Entretanto, os pesquisadores alertam que as pesquisas ainda precisam avançar muito. Em um recente levantamento bibliográfico feito por Prist e Raquel de Carvalho, pós-doutoranda do projeto Biota Síntese, não foi encontrado nenhum estudo que investigue a relação entre restauração e dispersão de zoonoses em países tropicais.

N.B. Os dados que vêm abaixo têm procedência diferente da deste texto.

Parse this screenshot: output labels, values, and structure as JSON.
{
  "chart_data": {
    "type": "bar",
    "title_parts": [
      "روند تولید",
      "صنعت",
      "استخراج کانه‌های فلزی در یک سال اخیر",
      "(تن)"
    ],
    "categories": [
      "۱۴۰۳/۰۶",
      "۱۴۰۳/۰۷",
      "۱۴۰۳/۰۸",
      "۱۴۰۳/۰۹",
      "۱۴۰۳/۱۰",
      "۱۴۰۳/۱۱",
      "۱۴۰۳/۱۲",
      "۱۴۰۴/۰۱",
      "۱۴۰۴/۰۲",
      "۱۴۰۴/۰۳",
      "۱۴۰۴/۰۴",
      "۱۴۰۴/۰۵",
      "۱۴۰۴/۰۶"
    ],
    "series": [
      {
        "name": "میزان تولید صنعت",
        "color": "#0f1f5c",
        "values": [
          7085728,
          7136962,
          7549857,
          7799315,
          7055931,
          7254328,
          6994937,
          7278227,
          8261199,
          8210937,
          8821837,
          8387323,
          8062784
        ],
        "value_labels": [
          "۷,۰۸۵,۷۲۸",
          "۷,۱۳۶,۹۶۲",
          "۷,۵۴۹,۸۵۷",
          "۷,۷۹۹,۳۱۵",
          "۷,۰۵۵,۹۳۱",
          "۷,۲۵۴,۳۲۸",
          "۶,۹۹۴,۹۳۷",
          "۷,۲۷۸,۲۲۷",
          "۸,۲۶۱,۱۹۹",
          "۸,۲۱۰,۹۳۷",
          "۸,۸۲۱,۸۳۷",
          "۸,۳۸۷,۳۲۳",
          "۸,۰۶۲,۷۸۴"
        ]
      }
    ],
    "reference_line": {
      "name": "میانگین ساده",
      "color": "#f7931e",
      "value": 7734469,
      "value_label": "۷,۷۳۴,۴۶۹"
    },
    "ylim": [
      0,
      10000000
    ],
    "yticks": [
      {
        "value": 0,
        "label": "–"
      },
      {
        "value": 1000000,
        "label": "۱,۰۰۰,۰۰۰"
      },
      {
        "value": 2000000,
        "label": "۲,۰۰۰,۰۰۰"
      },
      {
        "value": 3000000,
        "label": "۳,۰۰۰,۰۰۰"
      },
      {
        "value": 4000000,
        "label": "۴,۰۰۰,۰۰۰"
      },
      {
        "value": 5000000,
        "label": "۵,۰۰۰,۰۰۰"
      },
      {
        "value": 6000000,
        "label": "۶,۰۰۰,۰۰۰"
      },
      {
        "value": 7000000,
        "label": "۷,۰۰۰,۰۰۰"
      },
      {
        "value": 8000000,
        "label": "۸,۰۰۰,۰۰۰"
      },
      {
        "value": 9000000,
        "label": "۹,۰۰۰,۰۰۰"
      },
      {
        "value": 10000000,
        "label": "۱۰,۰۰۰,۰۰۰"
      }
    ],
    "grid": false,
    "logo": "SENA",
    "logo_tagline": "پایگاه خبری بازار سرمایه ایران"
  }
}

Outros fatores que interferem no risco de zoonoses
Um estudo de pesquisadores da Fiocruz e de outras instituições brasileiras e portuguesas investigou a relação de vulnerabilidades socioambientais com o risco de epidemias de zoonoses. De acordo com as análises, os números médios de casos identificados de zoonoses tendem a ser maiores em regiões com maior perda de vegetação nativa e menores em regiões com maior cobertura de vegetação. Atividades que coloquem as pessoas em contato com animais que podem carregar patógenos, como a caça, também podem aumentar o risco de contágio, inclusive de doenças ainda desconhecidas.
Os pesquisadores também defendem a importância de uma política transversal que olhe a saúde considerando aspectos ambientais e sociais, essa visão está relacionada à ideia de saúde única (one health), que considera uma abordagem unificada para a saúde humana, animal e ambiental.
Conflitos de escolhas: dependendo da paisagem formada, diferentes objetivos são privilegiados
O uso de restauração para solucionar problemas socioambientais está em conciliar ou priorizar objetivos. “Quando houver um aumento do conhecimento sobre como os diferentes grupos, organismos e doenças respondem [ao desenho da paisagem], conseguiremos definir melhor as questões de conservação”, explica Carvalho. Diferentes desenhos da paisagem podem privilegiar diferentes organismos.
Paisagens com fragmentos florestais espalhados em áreas agrícolas, que aumentam o risco de zoonoses, podem ser importantes na dispersão de polinizadores, como abelhas e outros insetos, importantes para o cultivo de diversos alimentos. Essas paisagens também contribuem para prevenir doenças respiratórias e cardiovasculares, uma vez que a vegetação absorve a poluição presente no ambiente, assim, quanto mais espalhada melhor.